I looked through a spiral notebook that I've used to jot down stuff that pops into my head when I was at work or some other place where I couldn't take an idea and run with it.  I thought there would be an absolute gem in there somewhere since I have all this untapped genius that has been sitting there waiting to get out for almost half a century.

Alas, there were no gems, and not even what would rate a cubic zirconium.  This is what I found instead:

  • What the Retard Saw (murder-mystery title)
  • He had sleepy creepy Baldwin eyes. (character description)
  • "That's just God's way of telling you your faith doesn't mean shit to him." (Advice to the unfortunate)
  • Watching stump fucking on "Darfur's Got Talent" (Pithy satire of mass entertainment)
  • Women are like onion rings.  If you batter them, they won't make you cry. (Pearl of misogynist wisdom)
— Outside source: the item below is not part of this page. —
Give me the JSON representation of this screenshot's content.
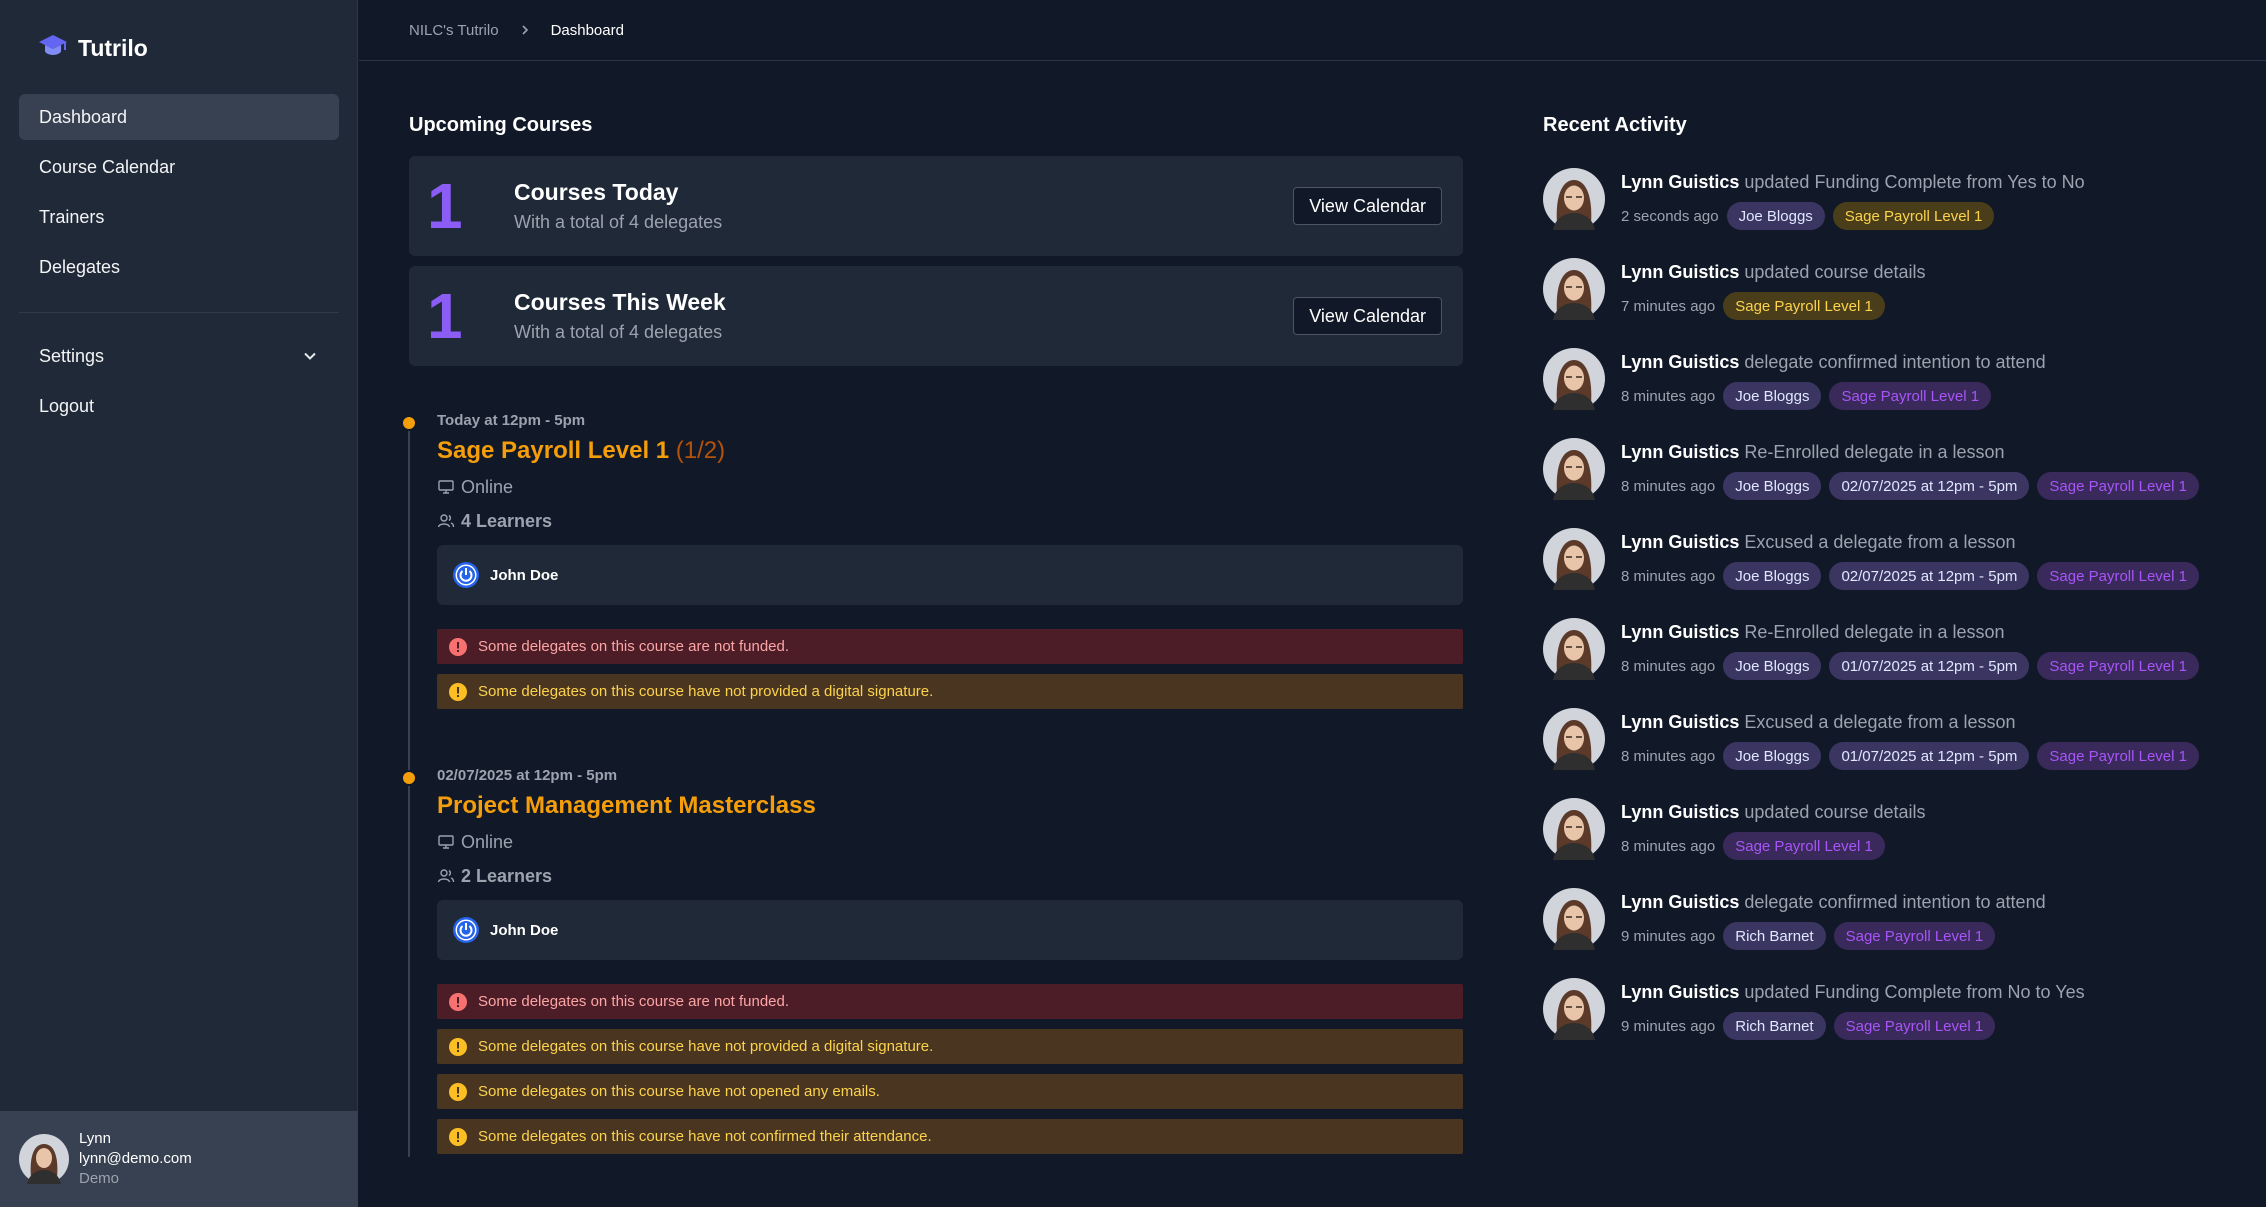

Not even my standards are that low.

I ended up spending most of Sunday morning staring at the ceiling in my bedroom and brainstorming.  I had a few premises with potential but nothing concrete.  Finally, I came up with something I could use.  Unfortunately, it not the kind of idea where the story writes itself.  To produce narrative that doesn't completely suck, I'm going to have to work with this one.

I should have something knocked out by Wednesday.  If I don't, expect another filler entry like this one.

Oh, if you're wondering what the photo has to do with this entry, the short answer is "nothing."  I just liked the pic and thought it might spice up my prose.  Naked mannequins, I mean, what's not to like?